The problem is that, unlike in Europe, in the United States, the shareholders of US companies aren’t shown in the extracts from company registers. The best would be to show an official document showing the shareholders of US companies issued under the legislation of a certain state. But the majority of states in the US don’t have such a document.

Consider that the documents for Ukraine company formation will be submitted to Ukrainian authority and, accordingly, shall correspond to Ukrainian legislation and requirements. 

Crucially, all the aforementioned documents (Certificate of Incorporation, Articles of Association, UBO documentation) must be issued no more than one month before their official submission to a registrar in Ukraine. This strict validity period necessitates precise timing and efficient document preparation.

C – Power of Attorney (PoA) for Representation:

A Power of Attorney (PoA) is an indispensable document required to authorize a designated representative in Ukraine to act on behalf of the US company and submit all necessary documents to the registrar. This PoA is typically issued in the name of the US company and must be signed by its duly authorized CEO or Director.

It is absolutely critical that the signing official on the Power of Attorney precisely matches the CEO/Director identified in the foundational US company documents (as detailed in Section A). Ukrainian registrars meticulously verify this consistency to prevent fraud and ensure proper authorization. Any discrepancy can lead to immediate rejection of the application and significant delays. A Power of Attorney is only dispensable if the US founding company’s CEO personally travels to Ukraine to sign all relevant registration documents directly before a Ukrainian registrar or a Ukrainian notary, which is not a practical solution for many international businesses.

All documents mentioned above, including the Power of Attorney, must be first notarized in the US and then apostilled by the relevant US Secretary of State. The apostille certifies the authenticity of the notary public’s signature and the document’s seal, making it legally recognized in Ukraine under the Hague Convention.

What documents shall be submitted for Ukrainian company formation?

To start the Ukrainian company’s setup, the following papers must be submitted in addition to the ones mentioned above.

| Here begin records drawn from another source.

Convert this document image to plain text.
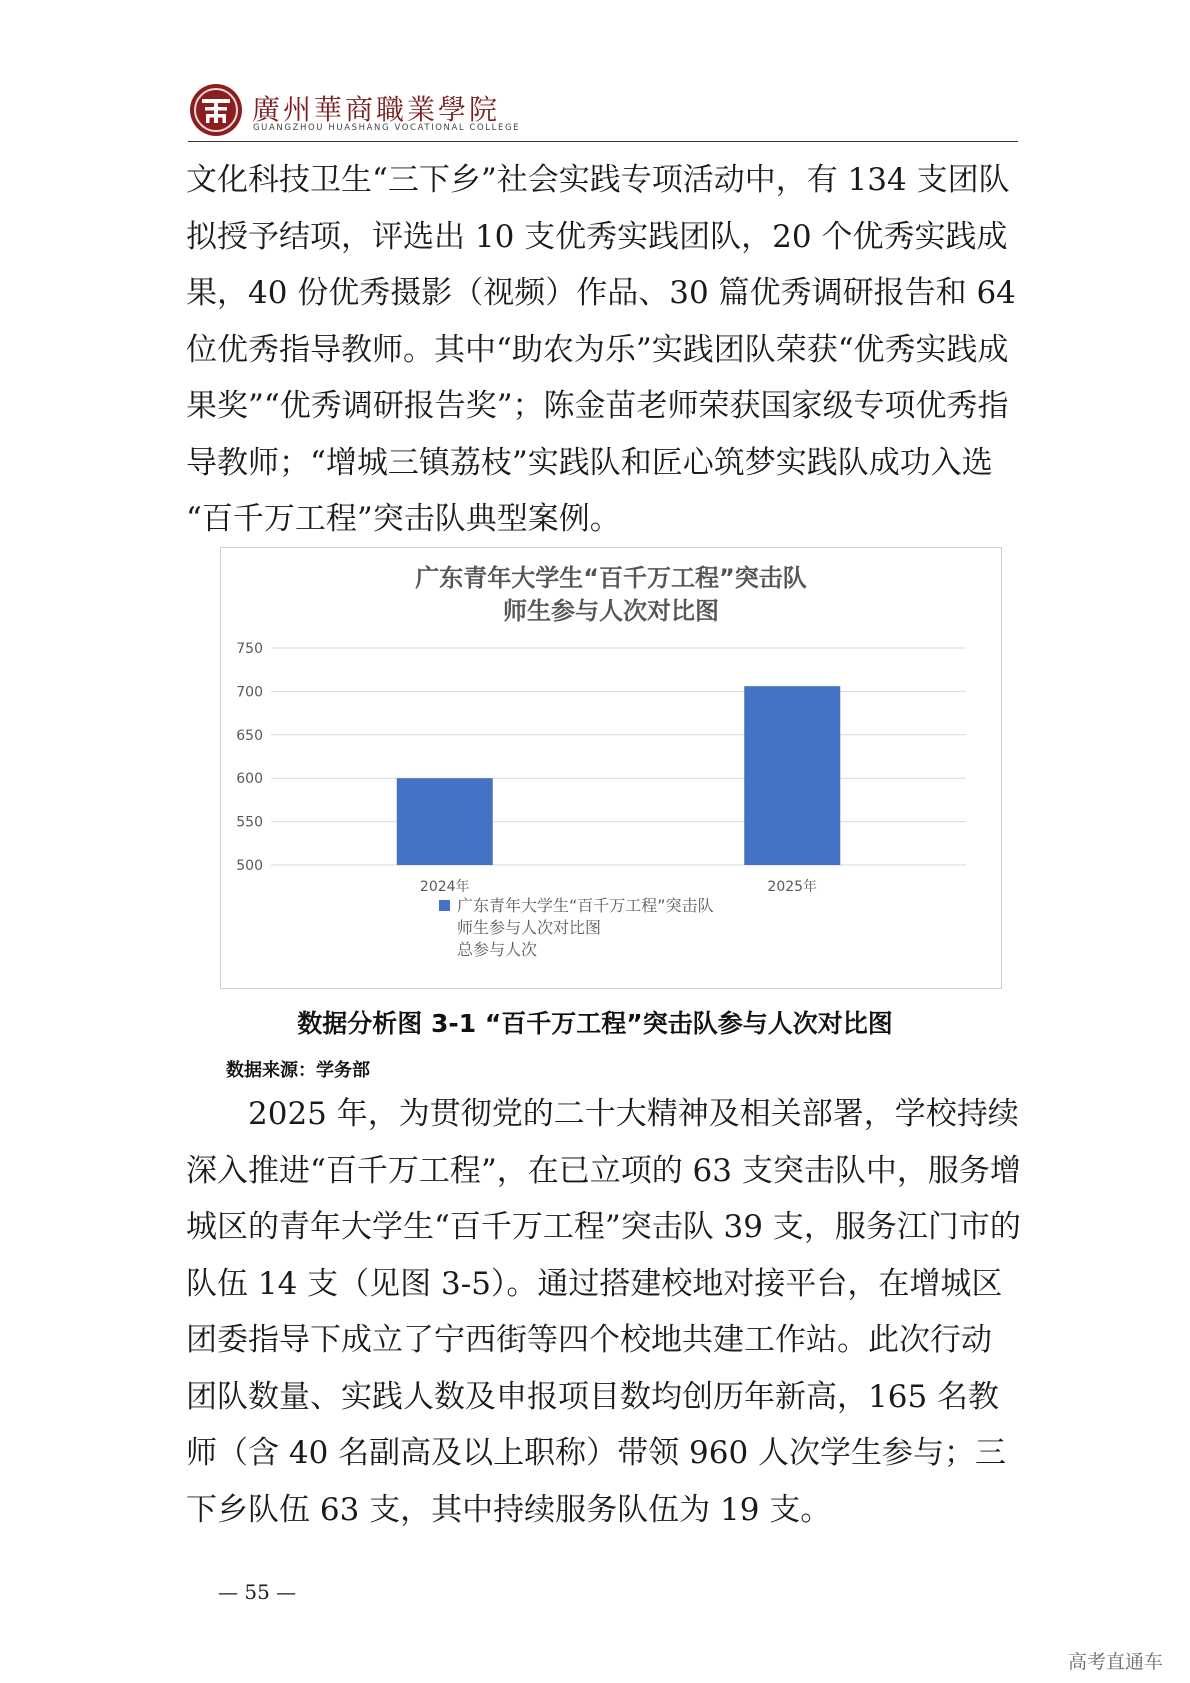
廣州華商職業學院
GUANGZHOU HUASHANG VOCATIONAL COLLEGE
文化科技卫生“三下乡”社会实践专项活动中，有 134 支团队
拟授予结项，评选出 10 支优秀实践团队，20 个优秀实践成
果，40 份优秀摄影（视频）作品、30 篇优秀调研报告和 64
位优秀指导教师。其中“助农为乐”实践团队荣获“优秀实践成
果奖”“优秀调研报告奖”；陈金苗老师荣获国家级专项优秀指
导教师；“增城三镇荔枝”实践队和匠心筑梦实践队成功入选
“百千万工程”突击队典型案例。
广东青年大学生“百千万工程”突击队
师生参与人次对比图
500
550
600
650
700
750
2024年	2025年
广东青年大学生“百千万工程”突击队
师生参与人次对比图
总参与人次
数据分析图 3-1 “百千万工程”突击队参与人次对比图
数据来源：学务部
　　2025 年，为贯彻党的二十大精神及相关部署，学校持续
深入推进“百千万工程”，在已立项的 63 支突击队中，服务增
城区的青年大学生“百千万工程”突击队 39 支，服务江门市的
队伍 14 支（见图 3-5）。通过搭建校地对接平台，在增城区
团委指导下成立了宁西街等四个校地共建工作站。此次行动
团队数量、实践人数及申报项目数均创历年新高，165 名教
师（含 40 名副高及以上职称）带领 960 人次学生参与；三
下乡队伍 63 支，其中持续服务队伍为 19 支。
— 55 —
高考直通车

  • registration card (according to the sample certified by the Ministry of Justice of Ukraine); this card contains all the information about future Ukrainian company and shall match with other documents;
  • signed and notarized articles of association of Ukrainian company; this document shall be signed by all the founders of the Ukrainian company;

The increase in US companies establishing operations in Ukraine is anticipated. This projection is fueled by several factors, including signing the “mineral deal” between the new US administration and Ukraine, which promises to unlock new economic opportunities. Furthermore, the broader geopolitical shift and Ukraine’s ongoing integration into European economic structures will create a more stable and attractive environment for foreign direct investment. American businesses are uniquely positioned to leverage these opportunities, supported by a legal and advisory framework designed to navigate the complexities of the Ukrainian corporate establishment.